Baroness Morgan of Drefelin: My Lords, it is early days. We have only just signed the convention, and we are going through the process that we need to go through thoroughly to work our way towards ratification. It is the first time that the EU has signed a convention in this way, and our ratification process needs to be taken in tandem with the EU. It is an extremely important step forward. We believe that it will have an important impact on the rights of the 650 million disabled people throughout the world. We are committed to taking it forward, and I feel very optimistic about the contribution that this Government can make.

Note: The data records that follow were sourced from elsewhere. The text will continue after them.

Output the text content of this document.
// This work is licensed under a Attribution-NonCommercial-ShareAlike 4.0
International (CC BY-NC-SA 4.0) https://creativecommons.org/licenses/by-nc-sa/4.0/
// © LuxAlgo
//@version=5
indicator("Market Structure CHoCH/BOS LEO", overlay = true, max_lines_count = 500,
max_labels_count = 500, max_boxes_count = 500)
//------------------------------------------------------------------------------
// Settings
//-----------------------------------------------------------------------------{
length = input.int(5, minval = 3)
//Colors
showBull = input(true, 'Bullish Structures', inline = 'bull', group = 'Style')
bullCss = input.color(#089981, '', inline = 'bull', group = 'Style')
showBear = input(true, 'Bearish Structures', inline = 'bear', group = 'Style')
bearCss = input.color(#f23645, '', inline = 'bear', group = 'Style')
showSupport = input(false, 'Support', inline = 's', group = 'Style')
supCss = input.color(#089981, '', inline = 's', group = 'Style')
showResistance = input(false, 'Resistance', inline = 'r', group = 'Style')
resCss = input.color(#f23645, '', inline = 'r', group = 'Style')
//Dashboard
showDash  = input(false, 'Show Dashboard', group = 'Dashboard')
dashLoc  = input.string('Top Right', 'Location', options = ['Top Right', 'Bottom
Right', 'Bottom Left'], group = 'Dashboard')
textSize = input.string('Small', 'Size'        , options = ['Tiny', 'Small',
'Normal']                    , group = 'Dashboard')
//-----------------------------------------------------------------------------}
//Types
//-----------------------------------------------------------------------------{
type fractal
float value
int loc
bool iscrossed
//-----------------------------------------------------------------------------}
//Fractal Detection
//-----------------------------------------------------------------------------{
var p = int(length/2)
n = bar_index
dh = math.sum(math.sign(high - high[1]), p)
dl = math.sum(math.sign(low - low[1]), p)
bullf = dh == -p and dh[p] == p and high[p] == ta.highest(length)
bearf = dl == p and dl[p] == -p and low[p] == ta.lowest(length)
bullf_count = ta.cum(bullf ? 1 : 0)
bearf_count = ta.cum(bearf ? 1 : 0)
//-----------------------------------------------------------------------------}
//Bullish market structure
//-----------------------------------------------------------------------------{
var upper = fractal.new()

Lord Lester of Herne Hill: My Lords, from these Benches we greatly welcome the Governments lead with regard to this important convention. We welcome the fact that it recognises that the 800 million people with disabilities experience serious human rights violations and we welcome the Governments announcement that they will enable enhanced treaty scrutiny in this case, by referring the convention to the Joint Committee on Human Rights, on which I serve.
Perhaps I may ask the Minister about one or two points. First, why is the Department for Work and Pensions handling this issue rather than the Department for Constitutional Affairs, which has a broad remit? That is odd. Secondly, what is the timescale for the process of considering the changes that need to be made to British law to give effect to the convention? Finally
Lord Lester of Herne Hill: Finally, my Lords, returning to the question of the noble Lord, Lord Morris, why is the United Kingdom out of step with, for example, the Optional Protocol to the International Covenant on Civil and Political Rights, in not accepting the Optional Protocol?